The Landau pole means that higher order Feynman diagrams will contribute more to the process than lower order diagrams. It is a complexity explosion. The energy is so high that a black hole would form before Landau pole energies are reached. The black hole may save us from a Landau pole.
The measurement problem
Our view is that the many worlds interpretation, where the "branch" for an observing "subject" is chosen with the Bohmian hidden variable method, is the most sensible interpretation of quantum mechanics.
It is not clear if we can ever devise experiments which would differentiate between interpretations. The problem may remain a philosophical one.
The flatness problem
If empty space is truly empty of energy, then flatness is expected.
In optical gravity, we have a hypothesis that the true geometry of spacetime is the flat Minkowskian geometry. But we would need a model to explain the Big Bang. If spacetime is flat, why does the universe appear to expand?
Magnetic monopoles
Some GUTs imply the existence of magnetic monopoles. However, in ordinary particle physics there is no principle that would dictate that they should exist.
A deeper understanding of quantum electrodynamics may resolve this problem. An electron is a source of the electric field. Why there is no source particle for the magnetic field?
Baryon asymmetry
We pointed out that if there are superheavy particles and antiparticles, then a single particle might decay into a whole visible universe which contains just matter. The asymmetry is probably just a local phenomenon.
Why is the cosmic microwave background so isotropic?

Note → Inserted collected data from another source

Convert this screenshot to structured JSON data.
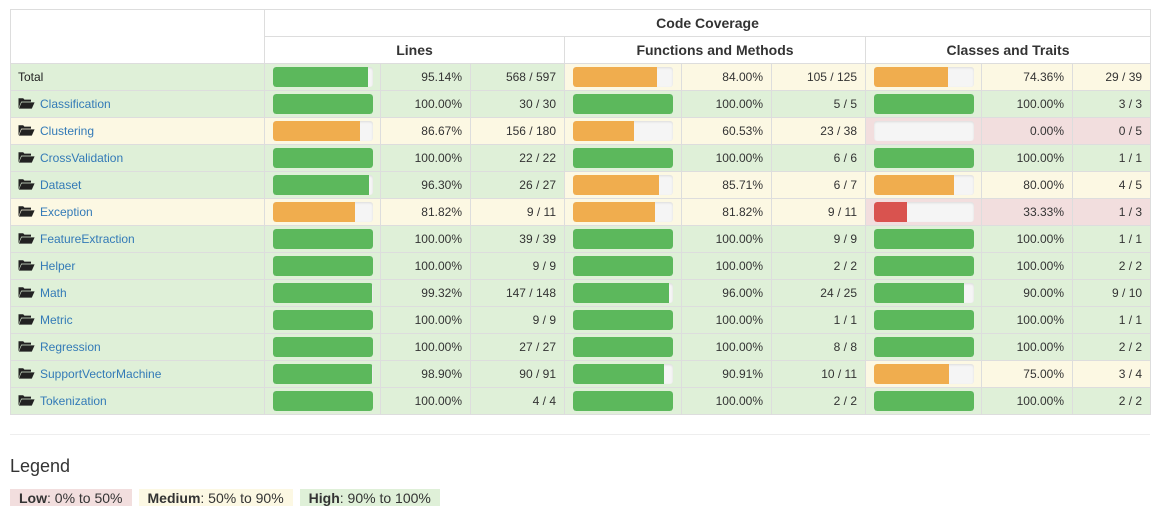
{
  "header": {
    "title": "Code Coverage",
    "col_lines": "Lines",
    "col_functions": "Functions and Methods",
    "col_classes": "Classes and Traits"
  },
  "colors": {
    "success_bar": "#5cb85c",
    "warning_bar": "#f0ad4e",
    "danger_bar": "#d9534f",
    "success_bg": "#dff0d8",
    "warning_bg": "#fcf8e3",
    "danger_bg": "#f2dede",
    "link": "#337ab7"
  },
  "rows": [
    {
      "name": "Total",
      "is_total": true,
      "icon": "",
      "lines": {
        "value": 95.14,
        "pct": "95.14%",
        "count": "568 / 597",
        "level": "success"
      },
      "functions": {
        "value": 84.0,
        "pct": "84.00%",
        "count": "105 / 125",
        "level": "warning"
      },
      "classes": {
        "value": 74.36,
        "pct": "74.36%",
        "count": "29 / 39",
        "level": "warning"
      }
    },
    {
      "name": "Classification",
      "is_total": false,
      "icon": "folder-open-icon",
      "lines": {
        "value": 100,
        "pct": "100.00%",
        "count": "30 / 30",
        "level": "success"
      },
      "functions": {
        "value": 100,
        "pct": "100.00%",
        "count": "5 / 5",
        "level": "success"
      },
      "classes": {
        "value": 100,
        "pct": "100.00%",
        "count": "3 / 3",
        "level": "success"
      }
    },
    {
      "name": "Clustering",
      "is_total": false,
      "icon": "folder-open-icon",
      "lines": {
        "value": 86.67,
        "pct": "86.67%",
        "count": "156 / 180",
        "level": "warning"
      },
      "functions": {
        "value": 60.53,
        "pct": "60.53%",
        "count": "23 / 38",
        "level": "warning"
      },
      "classes": {
        "value": 0,
        "pct": "0.00%",
        "count": "0 / 5",
        "level": "danger"
      }
    },
    {
      "name": "CrossValidation",
      "is_total": false,
      "icon": "folder-open-icon",
      "lines": {
        "value": 100,
        "pct": "100.00%",
        "count": "22 / 22",
        "level": "success"
      },
      "functions": {
        "value": 100,
        "pct": "100.00%",
        "count": "6 / 6",
        "level": "success"
      },
      "classes": {
        "value": 100,
        "pct": "100.00%",
        "count": "1 / 1",
        "level": "success"
      }
    },
    {
      "name": "Dataset",
      "is_total": false,
      "icon": "folder-open-icon",
      "lines": {
        "value": 96.3,
        "pct": "96.30%",
        "count": "26 / 27",
        "level": "success"
      },
      "functions": {
        "value": 85.71,
        "pct": "85.71%",
        "count": "6 / 7",
        "level": "warning"
      },
      "classes": {
        "value": 80.0,
        "pct": "80.00%",
        "count": "4 / 5",
        "level": "warning"
      }
    },
    {
      "name": "Exception",
      "is_total": false,
      "icon": "folder-open-icon",
      "lines": {
        "value": 81.82,
        "pct": "81.82%",
        "count": "9 / 11",
        "level": "warning"
      },
      "functions": {
        "value": 81.82,
        "pct": "81.82%",
        "count": "9 / 11",
        "level": "warning"
      },
      "classes": {
        "value": 33.33,
        "pct": "33.33%",
        "count": "1 / 3",
        "level": "danger"
      }
    },
    {
      "name": "FeatureExtraction",
      "is_total": false,
      "icon": "folder-open-icon",
      "lines": {
        "value": 100,
        "pct": "100.00%",
        "count": "39 / 39",
        "level": "success"
      },
      "functions": {
        "value": 100,
        "pct": "100.00%",
        "count": "9 / 9",
        "level": "success"
      },
      "classes": {
        "value": 100,
        "pct": "100.00%",
        "count": "1 / 1",
        "level": "success"
      }
    },
    {
      "name": "Helper",
      "is_total": false,
      "icon": "folder-open-icon",
      "lines": {
        "value": 100,
        "pct": "100.00%",
        "count": "9 / 9",
        "level": "success"
      },
      "functions": {
        "value": 100,
        "pct": "100.00%",
        "count": "2 / 2",
        "level": "success"
      },
      "classes": {
        "value": 100,
        "pct": "100.00%",
        "count": "2 / 2",
        "level": "success"
      }
    },
    {
      "name": "Math",
      "is_total": false,
      "icon": "folder-open-icon",
      "lines": {
        "value": 99.32,
        "pct": "99.32%",
        "count": "147 / 148",
        "level": "success"
      },
      "functions": {
        "value": 96.0,
        "pct": "96.00%",
        "count": "24 / 25",
        "level": "success"
      },
      "classes": {
        "value": 90.0,
        "pct": "90.00%",
        "count": "9 / 10",
        "level": "success"
      }
    },
    {
      "name": "Metric",
      "is_total": false,
      "icon": "folder-open-icon",
      "lines": {
        "value": 100,
        "pct": "100.00%",
        "count": "9 / 9",
        "level": "success"
      },
      "functions": {
        "value": 100,
        "pct": "100.00%",
        "count": "1 / 1",
        "level": "success"
      },
      "classes": {
        "value": 100,
        "pct": "100.00%",
        "count": "1 / 1",
        "level": "success"
      }
    },
    {
      "name": "Regression",
      "is_total": false,
      "icon": "folder-open-icon",
      "lines": {
        "value": 100,
        "pct": "100.00%",
        "count": "27 / 27",
        "level": "success"
      },
      "functions": {
        "value": 100,
        "pct": "100.00%",
        "count": "8 / 8",
        "level": "success"
      },
      "classes": {
        "value": 100,
        "pct": "100.00%",
        "count": "2 / 2",
        "level": "success"
      }
    },
    {
      "name": "SupportVectorMachine",
      "is_total": false,
      "icon": "folder-open-icon",
      "lines": {
        "value": 98.9,
        "pct": "98.90%",
        "count": "90 / 91",
        "level": "success"
      },
      "functions": {
        "value": 90.91,
        "pct": "90.91%",
        "count": "10 / 11",
        "level": "success"
      },
      "classes": {
        "value": 75.0,
        "pct": "75.00%",
        "count": "3 / 4",
        "level": "warning"
      }
    },
    {
      "name": "Tokenization",
      "is_total": false,
      "icon": "folder-open-icon",
      "lines": {
        "value": 100,
        "pct": "100.00%",
        "count": "4 / 4",
        "level": "success"
      },
      "functions": {
        "value": 100,
        "pct": "100.00%",
        "count": "2 / 2",
        "level": "success"
      },
      "classes": {
        "value": 100,
        "pct": "100.00%",
        "count": "2 / 2",
        "level": "success"
      }
    }
  ],
  "legend": {
    "title": "Legend",
    "low_label": "Low",
    "low_range": ": 0% to 50%",
    "medium_label": "Medium",
    "medium_range": ": 50% to 90%",
    "high_label": "High",
    "high_range": ": 90% to 100%"
  }
}
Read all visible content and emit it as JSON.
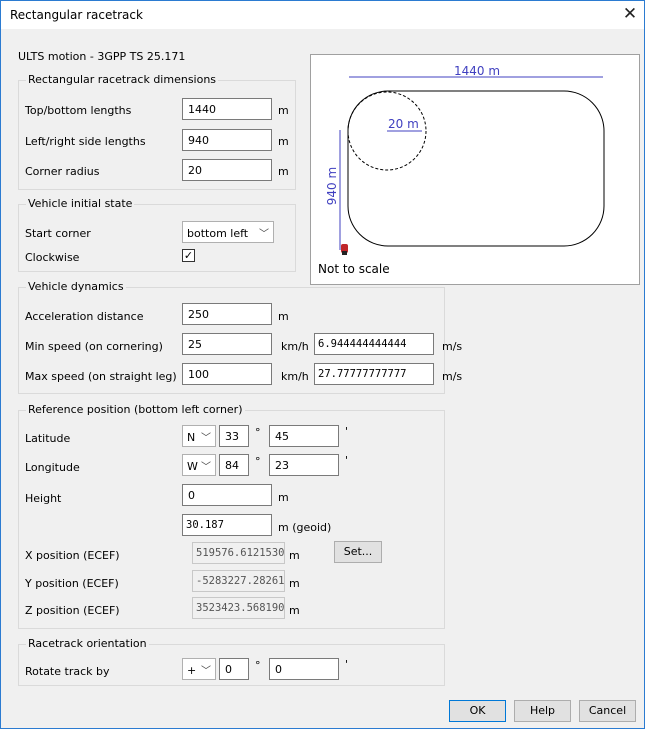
{
  "window": {
    "title": "Rectangular racetrack"
  },
  "header": {
    "model": "ULTS motion - 3GPP TS 25.171"
  },
  "dimensions": {
    "legend": "Rectangular racetrack dimensions",
    "top_bottom_label": "Top/bottom lengths",
    "top_bottom_value": "1440",
    "top_bottom_unit": "m",
    "left_right_label": "Left/right side lengths",
    "left_right_value": "940",
    "left_right_unit": "m",
    "corner_label": "Corner radius",
    "corner_value": "20",
    "corner_unit": "m"
  },
  "initial_state": {
    "legend": "Vehicle initial state",
    "start_corner_label": "Start corner",
    "start_corner_value": "bottom left",
    "clockwise_label": "Clockwise",
    "clockwise_checked": true,
    "check_glyph": "✓"
  },
  "dynamics": {
    "legend": "Vehicle dynamics",
    "accel_label": "Acceleration distance",
    "accel_value": "250",
    "accel_unit": "m",
    "min_label": "Min speed (on cornering)",
    "min_value": "25",
    "min_unit": "km/h",
    "min_ms_value": "6.944444444444",
    "min_ms_unit": "m/s",
    "max_label": "Max speed (on straight leg)",
    "max_value": "100",
    "max_unit": "km/h",
    "max_ms_value": "27.77777777777",
    "max_ms_unit": "m/s"
  },
  "reference": {
    "legend": "Reference position (bottom left corner)",
    "lat_label": "Latitude",
    "lat_hemi": "N",
    "lat_deg": "33",
    "lat_min": "45",
    "lon_label": "Longitude",
    "lon_hemi": "W",
    "lon_deg": "84",
    "lon_min": "23",
    "deg_symbol": "°",
    "min_symbol": "'",
    "height_label": "Height",
    "height_value": "0",
    "height_unit": "m",
    "geoid_value": "30.187",
    "geoid_unit": "m (geoid)",
    "x_label": "X position (ECEF)",
    "x_value": "519576.6121530",
    "x_unit": "m",
    "set_button": "Set...",
    "y_label": "Y position (ECEF)",
    "y_value": "-5283227.28261",
    "y_unit": "m",
    "z_label": "Z position (ECEF)",
    "z_value": "3523423.568190",
    "z_unit": "m"
  },
  "orientation": {
    "legend": "Racetrack orientation",
    "rotate_label": "Rotate track by",
    "sign_value": "+",
    "deg_value": "0",
    "min_value": "0"
  },
  "preview": {
    "top_dim": "1440 m",
    "side_dim": "940 m",
    "radius_dim": "20 m",
    "note": "Not to scale",
    "dim_color": "#4040c0"
  },
  "buttons": {
    "ok": "OK",
    "help": "Help",
    "cancel": "Cancel"
  }
}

Why is the temperature so uniform in areas which are not causally connected in a standard Big Bang model? There may be unknown laws of physics which create a nearly uniform energy distribution in a phase change of the universe. There is no need for the patches to be causally connected if the same mechanism creates the mass-energy in each patch.
The inflation hypothesis explains the uniformity, but Paul Steinhardt has criticized it because it requires fine-tuning which may be even harder than the problem it tries to explain.
Another explanation would be a Big Bounce model. But we do not know laws which would cause the universe to contract after a Big Bang.